O aumento da frequência ou da intensidade da dor de cabeça deve ser considerado um sinal de advertência, alerta o neurocirurgião Daniel Rodrigues de Oliveira. Em participação no quadro “A Casa é Sua”, exibido na manhã de terça-feira (19) no programa TVC Agora, da TVC HD (Canal 13.1), o especialista destacou que a cefaleia figura entre as queixas mais relatadas em consultórios e interfere diretamente na qualidade de vida de grande parte da população brasileira.
Segundo o médico, embora seja comum, a dor não deve ser encarada como algo natural do cotidiano. “Toda dor possui causa e origem”, afirmou ao ressaltar a necessidade de avaliação clínica se o incômodo começar a comprometer atividades diárias, reduzir a produtividade ou levar a ausências no trabalho.
Enxaqueca é hereditária e pede abordagem dupla
Oliveira explicou que a enxaqueca, um subtipo específico de cefaleia, tem caráter genético e hereditário. O manejo do problema ocorre em duas frentes: prevenção — voltada a reduzir a quantidade de crises — e tratamento de resgate, aplicado no momento em que a dor se instala. De acordo com o neurocirurgião, a adoção de rotinas saudáveis é parte essencial da estratégia preventiva, uma vez que diversos fatores externos funcionam como gatilhos para novos episódios.

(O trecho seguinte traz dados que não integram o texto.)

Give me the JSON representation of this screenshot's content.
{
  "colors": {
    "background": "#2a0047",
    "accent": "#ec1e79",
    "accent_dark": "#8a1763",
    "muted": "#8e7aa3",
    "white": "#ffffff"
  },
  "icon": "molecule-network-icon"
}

Principais fatores desencadeantes
Entre os estímulos que mais frequentemente provocam crises de enxaqueca, o especialista listou:
- jejum prolongado;
- estresse ou nervosismo;
- noites mal dormidas;
- exposição excessiva ao sol;
- uso prolongado de telas eletrônicas;
- consumo de certos alimentos, como chocolate, queijos amarelos e frutas cítricas.
Risco da automedicação
O uso indiscriminado de analgésicos foi apontado como um dos maiores obstáculos ao controle da cefaleia. Oliveira explicou que ingerir mais de dois comprimidos por semana, de forma sistemática, pode levar à cronificação da dor. “A pessoa entra em um ciclo de dependência medicamentosa porque o consumo frequente alimenta o próprio mecanismo doloroso”, advertiu.
Quando procurar ajuda profissional
O médico orienta que qualquer alteração no padrão habitual da dor exige avaliação. Entre os sinais que demandam atenção imediata estão:
- aumento repentino da frequência;
- piora na intensidade;
- visão embaçada ou sensação de luzes e flashes;
- formigamentos;
- perda parcial de visão.
Nessas situações, a recomendação é buscar atendimento prioritário a fim de identificar a causa subjacente e evitar complicações.
Cefaleia infantil pode se manifestar de forma atípica
Outro ponto abordado durante a entrevista foi a ocorrência de dor de cabeça em crianças. O neurocirurgião relatou que, na infância, a enxaqueca nem sempre se apresenta como dor localizada na cabeça. Episódios de dor abdominal intensa ou dores nas pernas sem explicação aparente podem constituir equivalente enxaquecoso. Por isso, pais e responsáveis devem procurar avaliação especializada sempre que esses sintomas se repetirem.
Medidas simples ajudam a reduzir crises
Para prevenir novos episódios de cefaleia, o médico sugeriu ajustes comportamentais que podem ser incorporados à rotina:
- prática regular de atividade física;
- sono de qualidade;
- alimentação balanceada;
- controle do estresse;
- limitação do tempo em frente a telas.
Oliveira concluiu que nenhuma pessoa precisa conviver continuamente com dor de cabeça. A procura por orientação médica e a adoção de hábitos saudáveis compõem o caminho mais eficaz para reduzir crises, melhorar o bem-estar e preservar a produtividade.